Learn to live with it
“What matters is not what they do to us. What matters is what we ourselves do with what has been done to us,” said writer and existentialist philosopher Jean-Paul Sartre.
And this is very close to the truth. Some types of psychotherapy can be criticized for setting us up for a return to childhood, for long and detailed memories of the wrongs that were inflicted on us then.
But the point is that by returning us for a while to our childhood years, therapy helps us to see the situation that tormented us (and still tormented) from a different point of view — the look of an adult.
“Some people remember only unpleasant episodes of their own childhood,” says existential psychologist Svetlana Krivtsova. — A typical phrase: “Mom always made me do what I didn’t want to do …”
But in psychotherapy, a situation may arise when a person sees his mother from the outside and gets a chance to understand that by her behavior she showed her care and love for him as best she could. She suppressed her son or daughter not because she wanted to, but simply believing that it would be better for them.”

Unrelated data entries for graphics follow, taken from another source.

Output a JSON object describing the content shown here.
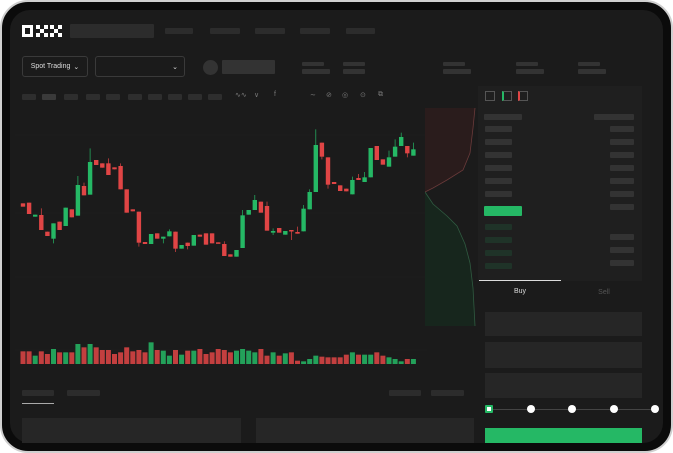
{
  "header": {
    "logo": "OKX",
    "nav_count": 5
  },
  "market_bar": {
    "mode_label": "Spot Trading",
    "pair_value": ""
  },
  "orderbook": {
    "view_icons": [
      "orderbook-both-icon",
      "orderbook-bids-icon",
      "orderbook-asks-icon"
    ]
  },
  "trade_form": {
    "tabs": [
      {
        "label": "Buy",
        "active": true
      },
      {
        "label": "Sell",
        "active": false
      }
    ],
    "slider_percent": 0,
    "slider_stops": [
      0,
      25,
      50,
      75,
      100
    ]
  },
  "colors": {
    "up": "#25b865",
    "down": "#e04545",
    "background": "#1b1b1b",
    "panel": "#1f1f1f"
  },
  "chart_data": {
    "type": "candlestick",
    "candles": [
      [
        250,
        250,
        240,
        240
      ],
      [
        252,
        252,
        218,
        218
      ],
      [
        210,
        216,
        210,
        216
      ],
      [
        215,
        235,
        170,
        170
      ],
      [
        165,
        165,
        152,
        152
      ],
      [
        144,
        190,
        130,
        190
      ],
      [
        195,
        195,
        170,
        170
      ],
      [
        182,
        237,
        182,
        237
      ],
      [
        232,
        232,
        208,
        208
      ],
      [
        213,
        332,
        213,
        305
      ],
      [
        302,
        312,
        274,
        274
      ],
      [
        276,
        415,
        276,
        374
      ],
      [
        380,
        380,
        365,
        365
      ],
      [
        370,
        370,
        357,
        357
      ],
      [
        370,
        385,
        335,
        335
      ],
      [
        358,
        358,
        352,
        352
      ],
      [
        362,
        370,
        292,
        292
      ],
      [
        292,
        292,
        222,
        222
      ],
      [
        232,
        232,
        226,
        226
      ],
      [
        225,
        225,
        120,
        132
      ],
      [
        134,
        134,
        128,
        128
      ],
      [
        128,
        158,
        128,
        158
      ],
      [
        160,
        160,
        144,
        144
      ],
      [
        144,
        150,
        130,
        150
      ],
      [
        151,
        172,
        151,
        166
      ],
      [
        165,
        165,
        104,
        114
      ],
      [
        114,
        125,
        114,
        125
      ],
      [
        132,
        132,
        112,
        122
      ],
      [
        123,
        155,
        123,
        155
      ],
      [
        156,
        156,
        150,
        150
      ],
      [
        160,
        160,
        126,
        126
      ],
      [
        160,
        160,
        130,
        130
      ],
      [
        133,
        133,
        130,
        130
      ],
      [
        128,
        136,
        92,
        92
      ],
      [
        97,
        97,
        90,
        90
      ],
      [
        90,
        110,
        90,
        110
      ],
      [
        116,
        230,
        116,
        214
      ],
      [
        216,
        230,
        216,
        230
      ],
      [
        230,
        275,
        230,
        260
      ],
      [
        255,
        255,
        222,
        222
      ],
      [
        242,
        255,
        168,
        168
      ],
      [
        162,
        175,
        155,
        167
      ],
      [
        176,
        176,
        162,
        162
      ],
      [
        156,
        167,
        156,
        167
      ],
      [
        170,
        170,
        140,
        168
      ],
      [
        164,
        180,
        159,
        159
      ],
      [
        166,
        245,
        166,
        234
      ],
      [
        232,
        292,
        232,
        284
      ],
      [
        284,
        472,
        284,
        425
      ],
      [
        432,
        432,
        382,
        390
      ],
      [
        388,
        388,
        294,
        306
      ],
      [
        314,
        314,
        308,
        308
      ],
      [
        304,
        304,
        287,
        287
      ],
      [
        294,
        294,
        286,
        286
      ],
      [
        277,
        330,
        277,
        320
      ],
      [
        326,
        338,
        320,
        320
      ],
      [
        314,
        344,
        314,
        328
      ],
      [
        328,
        416,
        328,
        416
      ],
      [
        422,
        422,
        380,
        380
      ],
      [
        382,
        382,
        366,
        366
      ],
      [
        360,
        408,
        360,
        388
      ],
      [
        390,
        442,
        390,
        420
      ],
      [
        422,
        462,
        422,
        449
      ],
      [
        422,
        422,
        388,
        400
      ],
      [
        393,
        432,
        393,
        412
      ]
    ],
    "volumes": [
      38,
      38,
      25,
      38,
      30,
      45,
      35,
      35,
      35,
      60,
      50,
      60,
      50,
      42,
      42,
      30,
      35,
      50,
      38,
      42,
      35,
      65,
      42,
      40,
      25,
      42,
      28,
      40,
      40,
      45,
      30,
      35,
      45,
      42,
      35,
      40,
      45,
      40,
      35,
      45,
      25,
      35,
      25,
      32,
      35,
      10,
      8,
      15,
      25,
      22,
      20,
      20,
      20,
      28,
      35,
      28,
      28,
      28,
      35,
      25,
      20,
      15,
      8,
      15,
      15
    ]
  }
}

By accepting the shortcomings of parents, a person reaches maturity, frees himself from his primary dependence on them.
To accept your parents, you need to say goodbye to the childhood dream of an ideal parent — just like a mother and father one day give up the dream of an ideal child.

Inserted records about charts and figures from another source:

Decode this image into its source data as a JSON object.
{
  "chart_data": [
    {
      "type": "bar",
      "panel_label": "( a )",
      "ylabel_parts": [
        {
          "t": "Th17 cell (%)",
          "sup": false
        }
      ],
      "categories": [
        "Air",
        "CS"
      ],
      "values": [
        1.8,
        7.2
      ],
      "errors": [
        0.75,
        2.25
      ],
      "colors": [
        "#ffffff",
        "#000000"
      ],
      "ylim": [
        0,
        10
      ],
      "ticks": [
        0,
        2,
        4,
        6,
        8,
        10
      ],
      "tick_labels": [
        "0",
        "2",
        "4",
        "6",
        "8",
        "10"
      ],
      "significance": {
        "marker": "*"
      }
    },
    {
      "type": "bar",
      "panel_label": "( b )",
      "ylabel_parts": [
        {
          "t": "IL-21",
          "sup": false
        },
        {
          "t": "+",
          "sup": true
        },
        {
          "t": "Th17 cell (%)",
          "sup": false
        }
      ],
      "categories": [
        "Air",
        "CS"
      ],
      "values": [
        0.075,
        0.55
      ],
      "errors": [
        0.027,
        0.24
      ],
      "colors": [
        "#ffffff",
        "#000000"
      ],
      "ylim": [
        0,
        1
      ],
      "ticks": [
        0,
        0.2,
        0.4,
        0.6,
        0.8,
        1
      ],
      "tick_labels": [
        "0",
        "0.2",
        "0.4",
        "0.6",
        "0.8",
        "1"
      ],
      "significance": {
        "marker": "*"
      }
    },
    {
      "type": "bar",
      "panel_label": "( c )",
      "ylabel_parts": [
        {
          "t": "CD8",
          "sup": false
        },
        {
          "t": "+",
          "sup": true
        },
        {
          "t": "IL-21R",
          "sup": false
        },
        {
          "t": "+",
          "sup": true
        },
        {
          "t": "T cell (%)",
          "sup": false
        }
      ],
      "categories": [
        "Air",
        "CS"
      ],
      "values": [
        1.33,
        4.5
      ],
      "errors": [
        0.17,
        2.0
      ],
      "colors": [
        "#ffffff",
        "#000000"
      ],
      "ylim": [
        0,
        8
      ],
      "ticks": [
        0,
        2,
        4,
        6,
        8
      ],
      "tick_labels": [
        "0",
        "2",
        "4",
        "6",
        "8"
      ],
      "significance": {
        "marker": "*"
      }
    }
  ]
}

To accept that they are imperfect means to take their place in the succession of generations, in the genealogical tree, where, of course, it is full of shortcomings, where hundreds of ancestors did what they could and as best they could with their own suffering and insults.
«Growing up is learning to live with them — the way they are,» says Ekaterina Mikhailova.
By accepting the shortcomings of parents, a person reaches maturity, frees himself from his primary dependence on them.
And although it is sometimes painful and difficult to cut off these first connections, it is worth doing: after all, to remain in emotional childhood means to live in eternal dependence on the parental view of our lives. He is able to overtake us through any distance. It is enough for your mother, say, to criticize the name that you have chosen for your baby on the phone, and you will again find yourself in the position of an offended child.
Once we understand «that it’s all because of them, not their fault,» we can free ourselves from resentment.
Alas, not a single school in the world teaches the «craft of parents.» What kind of father or mother each of us becomes depends on the relationship that we ourselves maintained with our own parents. And so from generation to generation.
When the time comes, our children will also take their place in this genealogical chain — already with their own claims that we have to accept. And be glad that we gave them the opportunity to have their own opinion and the freedom to defend it. And this is already a lot.